Pour préparer le procès, les élèves devaient d’abord avoir une vision objective de ce qu’était l’univers minier à l’époque de Zola. Pour cela, ils ont dû faire des recherches et créer des diaporamas, sur des thématiques précises comme les outils utilisés, les métiers, etc. Ils devaient connaître l’auteur et le mouvement littéraire : ils ont dû réaliser une interview radio de Zola. Ainsi le présentateur posait des questions à l’auteur qui y répondait. Ils devaient encore connaître l’histoire : ils ont dû réaliser le blog d’un personnage en utilisant l’ENT. Ils devaient se mettre dans la peau de ce personnage et imaginer des statuts du blog au fur et à mesure de la lecture. Entrer dans l’analyse des lectures analytiques, travailler l’art argumentatif (comment rédige-t-on une argumentation ?), travailler l’oral de manière régulière : grâce à tout cela, ils pouvaient formuler des arguments afin d’alimenter le procès.

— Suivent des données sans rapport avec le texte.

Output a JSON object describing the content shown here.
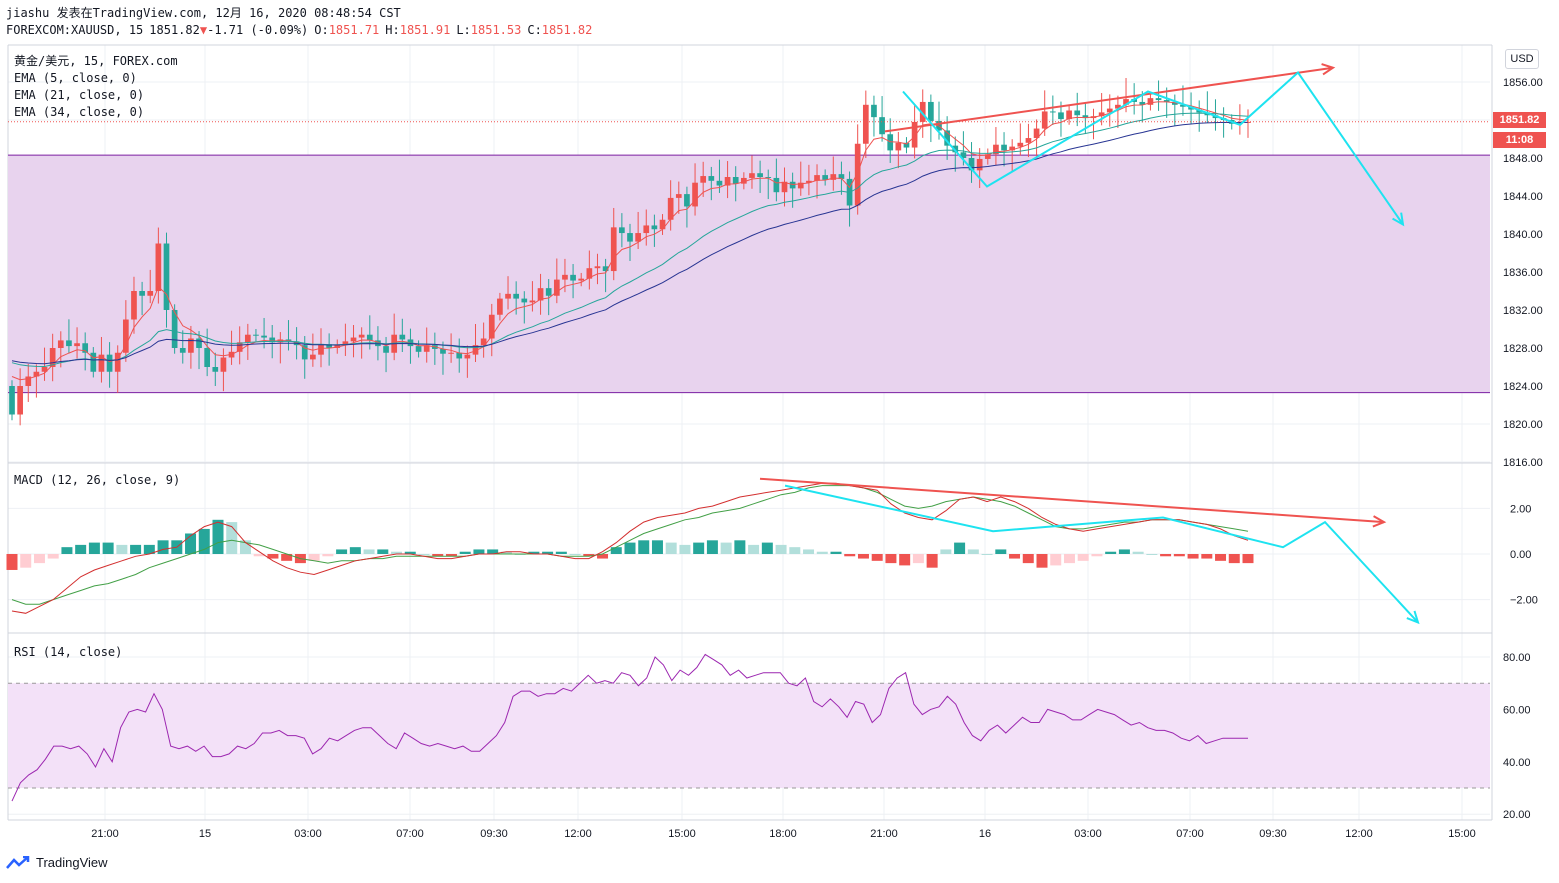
{
  "header": {
    "line1": "jiashu 发表在TradingView.com, 12月 16, 2020 08:48:54 CST",
    "symbol": "FOREXCOM:XAUUSD, 15",
    "last": "1851.82",
    "change_arrow": "▼",
    "change": "-1.71 (-0.09%)",
    "o_label": "O:",
    "o": "1851.71",
    "h_label": "H:",
    "h": "1851.91",
    "l_label": "L:",
    "l": "1851.53",
    "c_label": "C:",
    "c": "1851.82"
  },
  "legend": {
    "pair": "黄金/美元, 15, FOREX.com",
    "ema5": "EMA (5, close, 0)",
    "ema21": "EMA (21, close, 0)",
    "ema34": "EMA (34, close, 0)"
  },
  "macd_label": "MACD (12, 26, close, 9)",
  "rsi_label": "RSI (14, close)",
  "currency_badge": "USD",
  "price_tag": "1851.82",
  "countdown_tag": "11:08",
  "brand": "TradingView",
  "colors": {
    "up": "#ef5350",
    "down": "#26a69a",
    "zone": "#e8d3ee",
    "zone_border": "#7b1fa2",
    "ema5": "#ef5350",
    "ema21": "#26a69a",
    "ema34": "#283593",
    "macd": "#d32f2f",
    "signal": "#43a047",
    "rsi": "#9c27b0",
    "rsi_band": "#f3e1f8",
    "annot_red": "#ef5350",
    "annot_cyan": "#1ee3f0"
  },
  "chart_data": {
    "type": "candlestick",
    "price_ticks": [
      1856,
      1852,
      1848,
      1844,
      1840,
      1836,
      1832,
      1828,
      1824,
      1820,
      1816
    ],
    "macd_ticks": [
      2,
      0,
      -2
    ],
    "rsi_ticks": [
      80,
      60,
      40,
      20
    ],
    "x_ticks": [
      "21:00",
      "15",
      "03:00",
      "07:00",
      "09:30",
      "12:00",
      "15:00",
      "18:00",
      "21:00",
      "16",
      "03:00",
      "07:00",
      "09:30",
      "12:00",
      "15:00"
    ],
    "zone": {
      "top": 1848.3,
      "bottom": 1823.3
    },
    "closes": [
      1821,
      1824,
      1825,
      1825.5,
      1826,
      1828,
      1828.8,
      1828.2,
      1828.5,
      1827.5,
      1825.5,
      1827.3,
      1825.5,
      1827.5,
      1831,
      1834,
      1833.5,
      1834,
      1839,
      1832,
      1828,
      1827.5,
      1829,
      1828,
      1826,
      1825.5,
      1827,
      1827.6,
      1828.6,
      1829.4,
      1829.3,
      1829.1,
      1828.6,
      1828.9,
      1828.7,
      1828.3,
      1826.8,
      1827.3,
      1828.4,
      1828,
      1828.3,
      1828.7,
      1829.1,
      1829.4,
      1828.8,
      1828.2,
      1827.5,
      1829.4,
      1828.9,
      1828.2,
      1827.6,
      1828.3,
      1827.9,
      1827.4,
      1827.5,
      1826.9,
      1827.3,
      1828.3,
      1829,
      1831.5,
      1833.2,
      1833.7,
      1833.2,
      1832.8,
      1833,
      1834.3,
      1833.5,
      1835.2,
      1835.7,
      1835.1,
      1835.3,
      1836.4,
      1836.6,
      1836.1,
      1840.7,
      1840.1,
      1839.2,
      1840.1,
      1840.9,
      1840.5,
      1841.5,
      1843.8,
      1844.2,
      1842.9,
      1845.4,
      1846.1,
      1845.6,
      1845.1,
      1846,
      1845.3,
      1845.9,
      1846.4,
      1846,
      1845.9,
      1844.4,
      1845.5,
      1844.8,
      1845.4,
      1845.6,
      1846.2,
      1845.7,
      1846.3,
      1845.8,
      1843,
      1849.5,
      1853.6,
      1852.3,
      1850.5,
      1848.8,
      1849.6,
      1849.1,
      1851.8,
      1853.9,
      1851.9,
      1850.9,
      1849.3,
      1848.6,
      1848,
      1846.7,
      1847.9,
      1848.4,
      1849.4,
      1848.8,
      1849.2,
      1849.6,
      1850.1,
      1851.1,
      1852.9,
      1852.8,
      1852.1,
      1853,
      1852.5,
      1852.2,
      1852.4,
      1852.8,
      1853.2,
      1853.6,
      1854.2,
      1853.9,
      1853.6,
      1854.3,
      1854.1,
      1853.9,
      1853.6,
      1853.4,
      1853.1,
      1852.8,
      1852.5,
      1852.2,
      1852,
      1851.6,
      1851.8,
      1851.8
    ],
    "rsi_values": [
      25,
      32,
      35,
      37,
      41,
      46,
      46,
      45,
      46,
      43,
      38,
      45,
      40,
      53,
      59,
      60,
      59,
      66,
      60,
      46,
      45,
      46,
      44,
      46,
      42,
      42,
      43,
      46,
      45,
      47,
      51,
      51,
      52,
      50,
      50,
      49,
      43,
      45,
      49,
      48,
      50,
      52,
      53,
      53,
      50,
      47,
      45,
      51,
      49,
      47,
      46,
      47,
      46,
      45,
      46,
      44,
      44,
      47,
      50,
      55,
      65,
      67,
      67,
      65,
      66,
      66,
      68,
      67,
      70,
      73,
      70,
      71,
      70,
      74,
      73,
      69,
      72,
      80,
      77,
      71,
      75,
      73,
      76,
      81,
      79,
      77,
      73,
      75,
      72,
      73,
      74,
      74,
      74,
      70,
      69,
      72,
      63,
      61,
      64,
      61,
      57,
      63,
      62,
      55,
      58,
      68,
      72,
      74,
      62,
      58,
      60,
      61,
      65,
      62,
      55,
      50,
      48,
      52,
      54,
      51,
      54,
      57,
      55,
      55,
      60,
      59,
      58,
      56,
      56,
      58,
      60,
      59,
      58,
      56,
      54,
      55,
      53,
      52,
      52,
      51,
      49,
      48,
      50,
      47,
      48,
      49,
      49,
      49,
      49
    ],
    "macd_values": [
      -2.5,
      -2.6,
      -2.3,
      -2.0,
      -1.5,
      -1.0,
      -0.7,
      -0.5,
      -0.3,
      -0.1,
      0.0,
      0.2,
      0.3,
      0.8,
      1.2,
      1.4,
      1.2,
      0.5,
      0.1,
      -0.3,
      -0.6,
      -0.8,
      -0.9,
      -0.7,
      -0.5,
      -0.3,
      -0.2,
      -0.1,
      0.0,
      0.0,
      -0.1,
      -0.2,
      -0.2,
      -0.1,
      0.0,
      0.0,
      0.1,
      0.1,
      0.0,
      0.0,
      -0.1,
      -0.2,
      -0.2,
      0.1,
      0.5,
      1.0,
      1.4,
      1.6,
      1.7,
      1.8,
      2.0,
      2.1,
      2.3,
      2.5,
      2.6,
      2.7,
      2.8,
      2.9,
      3.0,
      3.1,
      3.1,
      3.0,
      2.9,
      2.8,
      2.2,
      1.8,
      1.6,
      1.5,
      1.9,
      2.4,
      2.5,
      2.3,
      2.5,
      2.3,
      2.0,
      1.6,
      1.3,
      1.1,
      1.0,
      1.1,
      1.2,
      1.3,
      1.4,
      1.5,
      1.5,
      1.5,
      1.4,
      1.3,
      1.1,
      0.8,
      0.6
    ],
    "signal_values": [
      -2.0,
      -2.2,
      -2.2,
      -2.0,
      -1.8,
      -1.6,
      -1.4,
      -1.3,
      -1.1,
      -0.9,
      -0.6,
      -0.4,
      -0.2,
      0.0,
      0.2,
      0.5,
      0.6,
      0.5,
      0.4,
      0.2,
      0.0,
      -0.2,
      -0.3,
      -0.4,
      -0.3,
      -0.3,
      -0.2,
      -0.2,
      -0.1,
      -0.1,
      -0.1,
      -0.1,
      -0.1,
      -0.1,
      0.0,
      0.0,
      0.0,
      0.0,
      0.0,
      0.0,
      -0.1,
      -0.1,
      -0.1,
      0.0,
      0.3,
      0.6,
      0.9,
      1.1,
      1.3,
      1.5,
      1.6,
      1.8,
      1.9,
      2.0,
      2.2,
      2.4,
      2.6,
      2.7,
      2.9,
      3.0,
      3.0,
      3.0,
      2.9,
      2.7,
      2.4,
      2.1,
      2.0,
      2.1,
      2.3,
      2.4,
      2.5,
      2.4,
      2.3,
      2.1,
      1.8,
      1.5,
      1.2,
      1.1,
      1.1,
      1.2,
      1.3,
      1.4,
      1.4,
      1.5,
      1.5,
      1.5,
      1.4,
      1.3,
      1.2,
      1.1,
      1.0
    ],
    "histogram": [
      -0.7,
      -0.6,
      -0.4,
      -0.2,
      0.3,
      0.4,
      0.5,
      0.5,
      0.4,
      0.4,
      0.4,
      0.6,
      0.6,
      0.9,
      1.1,
      1.5,
      1.4,
      0.6,
      -0.1,
      -0.2,
      -0.3,
      -0.4,
      -0.3,
      -0.1,
      0.2,
      0.3,
      0.2,
      0.2,
      0.1,
      0.1,
      0.0,
      -0.1,
      -0.1,
      0.1,
      0.2,
      0.2,
      0.1,
      0.0,
      0.1,
      0.1,
      0.1,
      0.0,
      -0.1,
      -0.2,
      0.3,
      0.5,
      0.6,
      0.6,
      0.5,
      0.4,
      0.5,
      0.6,
      0.5,
      0.6,
      0.4,
      0.5,
      0.4,
      0.3,
      0.2,
      0.1,
      0.1,
      -0.1,
      -0.2,
      -0.3,
      -0.4,
      -0.5,
      -0.4,
      -0.6,
      0.2,
      0.5,
      0.2,
      0.0,
      0.2,
      -0.2,
      -0.4,
      -0.6,
      -0.5,
      -0.4,
      -0.3,
      -0.1,
      0.1,
      0.2,
      0.1,
      0.0,
      -0.1,
      -0.1,
      -0.2,
      -0.2,
      -0.3,
      -0.4,
      -0.4
    ],
    "annotations": {
      "red_trend_price": [
        [
          1850.8,
          1857.5
        ]
      ],
      "cyan_zigzag_price": [
        "1855",
        "1845",
        "1855",
        "1851.5",
        "1857",
        "1841"
      ],
      "red_trend_macd": [
        3.3,
        1.4
      ],
      "cyan_zigzag_macd": [
        "3.0",
        "1.0",
        "1.6",
        "0.3",
        "1.4",
        "-3.0"
      ]
    }
  }
}
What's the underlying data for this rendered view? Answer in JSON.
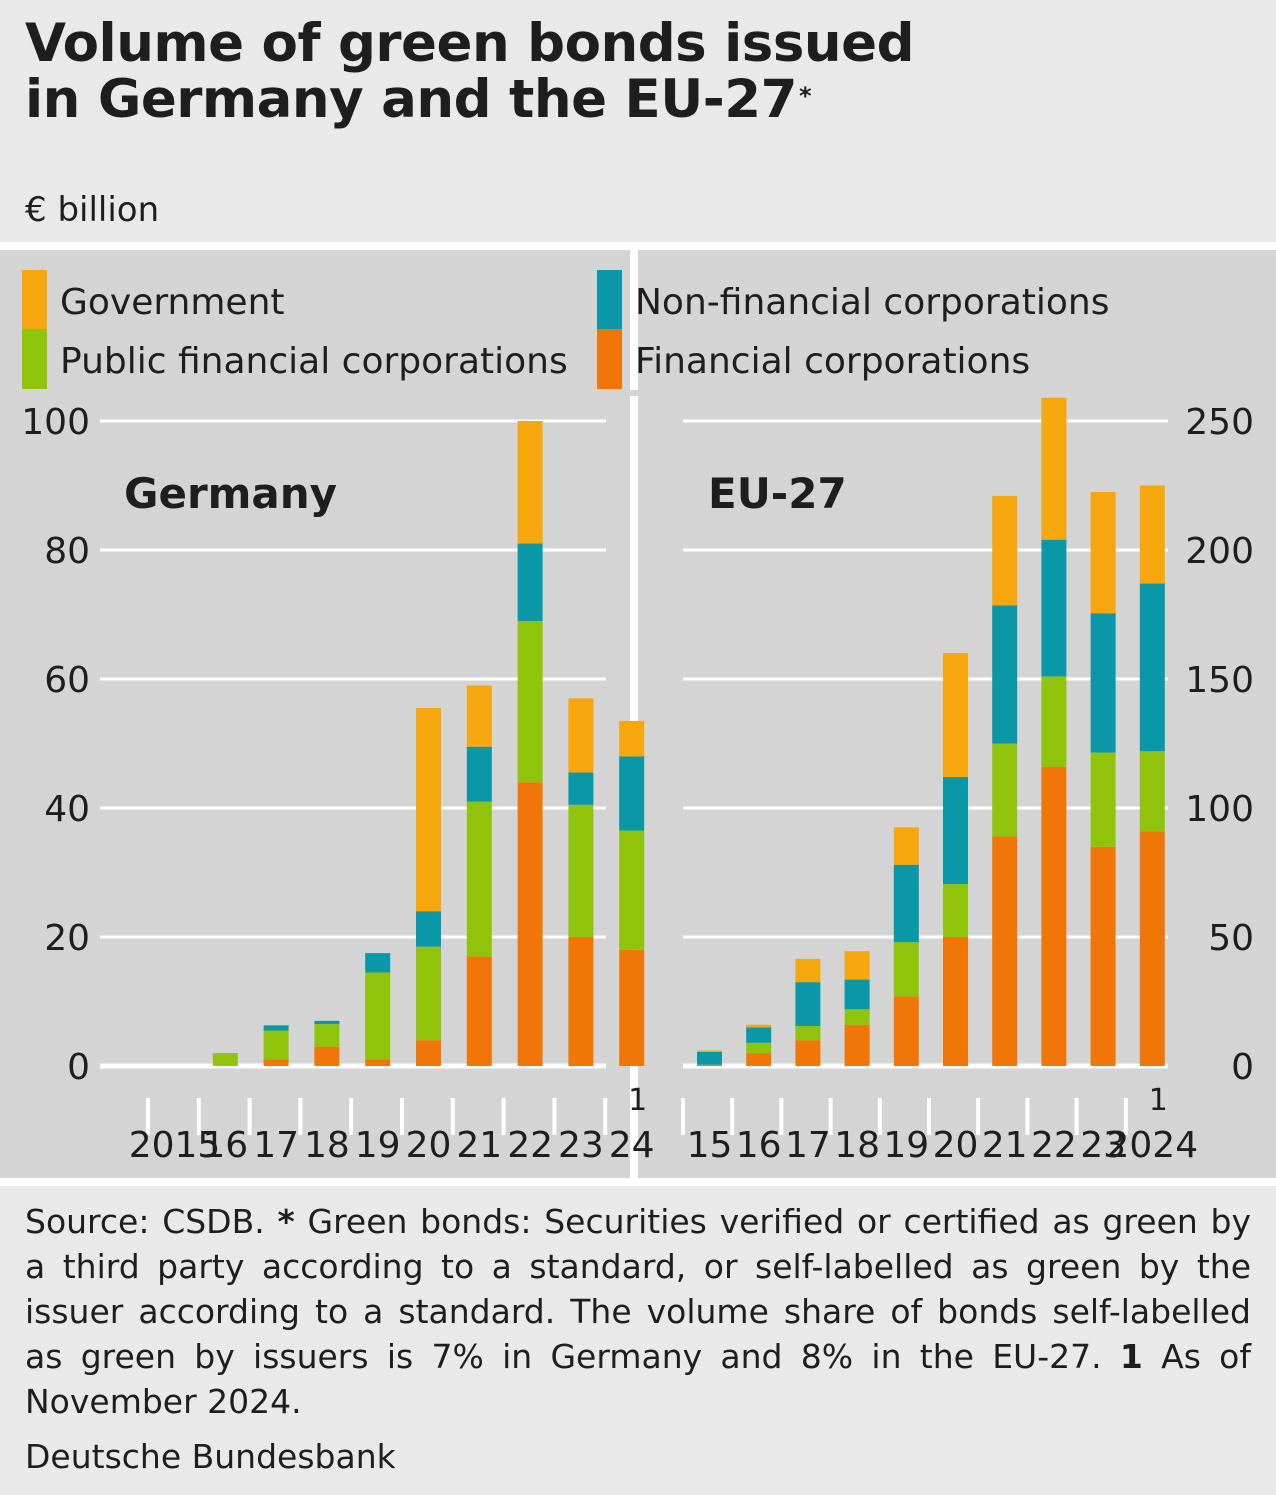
{
  "title": {
    "line1": "Volume of green bonds issued",
    "line2": "in Germany and the EU-27",
    "marker": "*"
  },
  "unit": "€ billion",
  "legend": [
    {
      "label": "Government",
      "color": "#f5a70d"
    },
    {
      "label": "Non-financial corporations",
      "color": "#0a98a8"
    },
    {
      "label": "Public financial corporations",
      "color": "#8fc40b"
    },
    {
      "label": "Financial corporations",
      "color": "#f07707"
    }
  ],
  "chart_data": [
    {
      "type": "bar",
      "stacked": true,
      "title": "Germany",
      "categories": [
        "2015",
        "16",
        "17",
        "18",
        "19",
        "20",
        "21",
        "22",
        "23",
        "24"
      ],
      "footnote_category": "24",
      "footnote_marker": "1",
      "ylim": [
        0,
        100
      ],
      "yticks": [
        0,
        20,
        40,
        60,
        80,
        100
      ],
      "grid": true,
      "series": [
        {
          "name": "Financial corporations",
          "values": [
            0,
            0,
            1,
            3,
            1,
            4,
            17,
            44,
            20,
            18
          ]
        },
        {
          "name": "Public financial corporations",
          "values": [
            0,
            2,
            4.5,
            3.5,
            13.5,
            14.5,
            24,
            25,
            20.5,
            18.5
          ]
        },
        {
          "name": "Non-financial corporations",
          "values": [
            0,
            0,
            0.8,
            0.5,
            3,
            5.5,
            8.5,
            12,
            5,
            11.5
          ]
        },
        {
          "name": "Government",
          "values": [
            0,
            0,
            0,
            0,
            0,
            31.5,
            9.5,
            19,
            11.5,
            5.5
          ]
        }
      ]
    },
    {
      "type": "bar",
      "stacked": true,
      "title": "EU-27",
      "categories": [
        "15",
        "16",
        "17",
        "18",
        "19",
        "20",
        "21",
        "22",
        "23",
        "2024"
      ],
      "footnote_category": "2024",
      "footnote_marker": "1",
      "ylim": [
        0,
        250
      ],
      "yticks": [
        0,
        50,
        100,
        150,
        200,
        250
      ],
      "grid": true,
      "series": [
        {
          "name": "Financial corporations",
          "values": [
            0.5,
            5,
            10,
            16,
            27,
            50,
            89,
            116,
            85,
            91
          ]
        },
        {
          "name": "Public financial corporations",
          "values": [
            0,
            4,
            5.5,
            6,
            21,
            20.5,
            36,
            35,
            36.5,
            31
          ]
        },
        {
          "name": "Non-financial corporations",
          "values": [
            5,
            6,
            17,
            11.5,
            30,
            41.5,
            53.5,
            53,
            54,
            65
          ]
        },
        {
          "name": "Government",
          "values": [
            0.5,
            1,
            9,
            11,
            14.5,
            48,
            42.5,
            55,
            47,
            38
          ]
        }
      ]
    }
  ],
  "footnote": {
    "source": "Source: CSDB.",
    "star": "*",
    "text1": "Green bonds: Securities verified or certified as green by a third party according to a standard, or self-labelled as green by the issuer according to a standard. The volume share of bonds self-labelled as green by issuers is 7% in Germany and 8% in the EU-27.",
    "one": "1",
    "text2": "As of November 2024."
  },
  "credit": "Deutsche Bundesbank"
}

Au final, quel bilan tirez-vous du travail mené ?
J’ai été très contente du résultat. Les élèves prenaient beaucoup de plaisir à réaliser les procès et cet engouement montrait que les élèves s’étaient approprié l’œuvre zolienne. Ils portaient un jugement sur cette œuvre, défendaient leurs points de vue, souvent avec vigueur. Donc, l’objectif était atteint : ils étaient capables de parler d’une œuvre résistante et de donner un avis sur celle-ci.
Les difficultés rencontrées étaient que, lors des procès, les arguments étaient parfois peu probants et qu’ils étaient répétitifs. Malgré l’intervention du modérateur qui relançait le débat en posant des questions. Les élèves avaient du mal à trouver des arguments autres que ceux formulés dans le cadre des lectures analytiques.
Qu’est-ce qui dans ce travail vous semble transférable sur d’autres œuvres ?
La démarche d’enquête est transférable à de nombreuses œuvres. On peut ainsi réfléchir sur un personnage (la question de l’héroïsme par exemple en classe de 5ème, accuser un personnage de monstrueux, alors qu’il ne l’est peut-être pas, en classe de 6ème), autant que sur la démarche d’un auteur (La Fontaine est-il coupable de critiquer les puissants, en classe de 6e).